Up 3.6 機能欠損の教育  


     教育=機能の図式:
      《学習主体に食物Xを食させ,行為Yができるカラダに成長させる》
    に対し,XとYの一方が欠損している図式:
      《学習主体に食物Xを食させ,行為?ができるカラダに成長させる》
      《学習主体に食物?を食させ,行為Yができるカラダに成長させる》
    を,"機能欠損"と呼ぶことにしよう。

     ひとはしばしば"X=Y"("食べた肉が直接自分の肉として現われる")と考えてしまうが,この錯認の導く教育では,論理上,少なくともXかYの一方が欠損していることになる(註)

     教育の機能欠損は,しかし,"X=Y"とする錯認を専ら原因とするのではない。実際,教育事業は準備万端整ったところから始めているわけではない。それはつねに試行している。機能の欠損の解消を自らに課して,歩んでいるのである。

     しかし例えば,"数学教育の現代化"は,"X=Y"の錯認に因る教育の機能欠損から失敗したと言える。実際,《現代数学を食わせることで現代数学が身につく》と単純に考えられたのだ。
    つぎのことが必要であった。即ち,指導を固定するとき,それがどのようなゴール=言語ゲームを見込んでいるかを明確に把握していること。また,ゴール=言語ゲームを固定するとき,指導を確実な"食物"として実現していること。
    "現代化"にはこれがなかった。したがって,"現代化"については,失敗したというよりそもそも遂行されなかったと言う方が適切かも知れない。

     "遂行されなかった"という見方を入れるとき,"小学算数","中学数学","高校数学","大学数学"のようなことばも安直には使えなくなる。
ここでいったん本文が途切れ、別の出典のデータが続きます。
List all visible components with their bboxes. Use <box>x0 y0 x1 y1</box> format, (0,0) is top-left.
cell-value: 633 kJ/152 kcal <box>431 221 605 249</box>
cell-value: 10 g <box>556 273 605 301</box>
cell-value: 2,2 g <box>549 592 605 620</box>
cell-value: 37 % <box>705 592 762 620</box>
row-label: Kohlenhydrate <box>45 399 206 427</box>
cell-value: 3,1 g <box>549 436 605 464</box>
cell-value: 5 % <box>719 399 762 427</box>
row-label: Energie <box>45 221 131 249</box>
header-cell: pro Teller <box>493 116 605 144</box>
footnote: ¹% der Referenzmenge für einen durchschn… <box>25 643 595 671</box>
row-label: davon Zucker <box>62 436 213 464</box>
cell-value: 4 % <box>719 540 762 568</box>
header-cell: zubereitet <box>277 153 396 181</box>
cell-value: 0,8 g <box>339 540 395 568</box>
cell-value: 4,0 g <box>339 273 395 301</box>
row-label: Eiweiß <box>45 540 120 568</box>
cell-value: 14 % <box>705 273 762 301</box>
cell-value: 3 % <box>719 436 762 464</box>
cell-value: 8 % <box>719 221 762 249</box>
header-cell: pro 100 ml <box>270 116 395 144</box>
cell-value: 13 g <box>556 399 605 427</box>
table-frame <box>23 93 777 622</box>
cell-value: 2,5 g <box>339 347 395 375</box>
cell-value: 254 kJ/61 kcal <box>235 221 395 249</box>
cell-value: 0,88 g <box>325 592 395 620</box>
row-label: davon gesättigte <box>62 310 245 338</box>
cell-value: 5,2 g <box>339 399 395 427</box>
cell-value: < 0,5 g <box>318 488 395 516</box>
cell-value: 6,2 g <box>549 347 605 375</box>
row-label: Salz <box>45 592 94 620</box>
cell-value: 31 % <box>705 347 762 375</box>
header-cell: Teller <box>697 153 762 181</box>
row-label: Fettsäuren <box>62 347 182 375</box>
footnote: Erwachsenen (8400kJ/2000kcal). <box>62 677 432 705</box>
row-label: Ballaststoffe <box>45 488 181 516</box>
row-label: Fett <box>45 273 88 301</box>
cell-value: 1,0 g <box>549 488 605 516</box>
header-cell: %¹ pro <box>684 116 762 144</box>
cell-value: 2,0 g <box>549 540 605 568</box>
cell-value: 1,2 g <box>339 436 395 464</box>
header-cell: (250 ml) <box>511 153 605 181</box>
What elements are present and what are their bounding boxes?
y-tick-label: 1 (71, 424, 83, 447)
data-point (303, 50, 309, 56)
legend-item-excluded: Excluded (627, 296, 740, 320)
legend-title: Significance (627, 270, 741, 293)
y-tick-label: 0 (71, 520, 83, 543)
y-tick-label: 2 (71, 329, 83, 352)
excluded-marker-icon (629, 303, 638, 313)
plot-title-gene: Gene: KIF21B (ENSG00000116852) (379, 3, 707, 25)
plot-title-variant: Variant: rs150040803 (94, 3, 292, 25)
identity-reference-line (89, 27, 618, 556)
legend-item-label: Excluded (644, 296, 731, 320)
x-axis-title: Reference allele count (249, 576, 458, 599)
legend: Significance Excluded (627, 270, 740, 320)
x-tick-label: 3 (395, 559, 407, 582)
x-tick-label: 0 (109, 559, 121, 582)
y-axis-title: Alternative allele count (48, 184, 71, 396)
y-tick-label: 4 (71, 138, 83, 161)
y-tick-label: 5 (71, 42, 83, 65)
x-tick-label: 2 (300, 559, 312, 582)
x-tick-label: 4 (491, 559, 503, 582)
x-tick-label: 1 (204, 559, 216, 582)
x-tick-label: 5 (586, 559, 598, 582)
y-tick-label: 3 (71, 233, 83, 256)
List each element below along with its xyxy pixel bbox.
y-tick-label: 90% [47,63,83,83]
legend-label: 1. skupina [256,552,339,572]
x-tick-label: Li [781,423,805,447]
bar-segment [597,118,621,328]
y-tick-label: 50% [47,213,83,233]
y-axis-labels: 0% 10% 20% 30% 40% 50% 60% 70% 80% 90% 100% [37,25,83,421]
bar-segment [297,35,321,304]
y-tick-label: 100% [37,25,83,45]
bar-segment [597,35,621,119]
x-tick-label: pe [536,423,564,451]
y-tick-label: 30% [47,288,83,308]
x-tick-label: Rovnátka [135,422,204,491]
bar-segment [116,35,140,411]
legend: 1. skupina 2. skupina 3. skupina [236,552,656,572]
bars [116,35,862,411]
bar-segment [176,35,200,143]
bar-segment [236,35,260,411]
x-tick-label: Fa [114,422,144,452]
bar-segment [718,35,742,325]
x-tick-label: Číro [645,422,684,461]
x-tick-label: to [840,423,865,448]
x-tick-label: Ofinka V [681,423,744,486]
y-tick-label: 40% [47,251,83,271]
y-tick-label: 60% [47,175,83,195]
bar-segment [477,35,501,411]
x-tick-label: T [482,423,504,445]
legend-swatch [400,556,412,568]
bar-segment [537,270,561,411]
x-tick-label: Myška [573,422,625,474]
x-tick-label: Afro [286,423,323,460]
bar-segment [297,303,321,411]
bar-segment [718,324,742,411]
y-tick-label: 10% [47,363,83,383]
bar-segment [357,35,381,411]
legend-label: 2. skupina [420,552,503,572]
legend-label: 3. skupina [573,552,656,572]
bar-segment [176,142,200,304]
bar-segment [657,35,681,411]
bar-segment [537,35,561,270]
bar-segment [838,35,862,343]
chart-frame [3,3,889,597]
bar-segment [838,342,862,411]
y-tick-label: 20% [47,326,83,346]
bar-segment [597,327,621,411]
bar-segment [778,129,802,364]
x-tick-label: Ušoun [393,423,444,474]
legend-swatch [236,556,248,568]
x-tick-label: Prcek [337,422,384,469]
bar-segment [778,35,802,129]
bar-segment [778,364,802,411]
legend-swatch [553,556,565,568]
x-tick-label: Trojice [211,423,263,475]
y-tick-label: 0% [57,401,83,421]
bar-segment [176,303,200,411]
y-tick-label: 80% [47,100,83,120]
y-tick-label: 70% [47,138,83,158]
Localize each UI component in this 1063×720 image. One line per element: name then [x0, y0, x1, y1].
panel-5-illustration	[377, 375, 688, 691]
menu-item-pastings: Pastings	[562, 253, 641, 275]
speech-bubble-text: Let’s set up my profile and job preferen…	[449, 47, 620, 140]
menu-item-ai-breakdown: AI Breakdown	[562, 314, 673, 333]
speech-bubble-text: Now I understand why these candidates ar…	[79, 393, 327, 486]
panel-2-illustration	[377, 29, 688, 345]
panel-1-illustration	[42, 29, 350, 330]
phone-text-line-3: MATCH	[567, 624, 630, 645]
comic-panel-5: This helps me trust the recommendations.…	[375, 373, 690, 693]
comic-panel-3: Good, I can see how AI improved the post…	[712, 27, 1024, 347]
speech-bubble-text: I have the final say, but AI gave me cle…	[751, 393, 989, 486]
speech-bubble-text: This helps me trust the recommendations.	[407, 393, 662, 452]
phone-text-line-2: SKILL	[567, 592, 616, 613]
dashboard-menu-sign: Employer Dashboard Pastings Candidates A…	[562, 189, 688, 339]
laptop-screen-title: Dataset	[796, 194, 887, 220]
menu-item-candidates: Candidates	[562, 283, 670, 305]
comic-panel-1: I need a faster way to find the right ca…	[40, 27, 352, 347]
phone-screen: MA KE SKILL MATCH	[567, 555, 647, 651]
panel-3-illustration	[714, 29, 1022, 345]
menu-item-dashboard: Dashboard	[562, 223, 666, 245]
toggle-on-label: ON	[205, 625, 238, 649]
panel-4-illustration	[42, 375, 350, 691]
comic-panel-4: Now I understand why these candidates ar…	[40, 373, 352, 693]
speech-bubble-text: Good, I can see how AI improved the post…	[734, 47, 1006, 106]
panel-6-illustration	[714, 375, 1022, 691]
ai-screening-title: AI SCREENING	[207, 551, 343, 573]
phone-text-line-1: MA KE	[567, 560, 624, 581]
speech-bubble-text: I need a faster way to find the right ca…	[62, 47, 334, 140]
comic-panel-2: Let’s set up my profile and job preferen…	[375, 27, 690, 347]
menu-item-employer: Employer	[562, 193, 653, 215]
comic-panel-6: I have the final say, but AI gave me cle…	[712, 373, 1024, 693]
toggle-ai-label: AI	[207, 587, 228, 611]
実際,それらは遂行されているのか? 即ち,図式:
      《学習主体に食物Xを食させ,行為Yができるカラダに成長させる》
    におけるX,Yは埋められているのか?

     先に述べたように,教育の事業は教育の試行であり,X,Yは多くの場合埋められてはいない。しかし,X,Yが公けに埋められている状態がよいというわけではない。このことは強調しておく価値がある。自由−逸脱−アナーキーの路線(§3.2)は,教育にタッチする者の集団についても貫徹されていなければならない。

     機能欠損の教育がそこにあるということが問題なのではない(それはつねにある)。"機能欠損"がはじめから意識に上っていないこと,それがあるとすれば問題なのだ。言うまでもなく,われわれは教育の機能欠損の解消をつねに志向する者でなければならない。


    (註) 《X=Y》の錯認のうちに,"X=Y=教科書"がある。教科書そのものはもともと完結した食物として作られているわけではなく(勿論,しようとしてもできない),また,教科書が"読める"ことがゴールとなるわけでもない。〈教育=関数〉にインプットされるテクストの一部に教科書が組み込まれる。教科書はあくまでも〈テクスト=食物〉の一環である。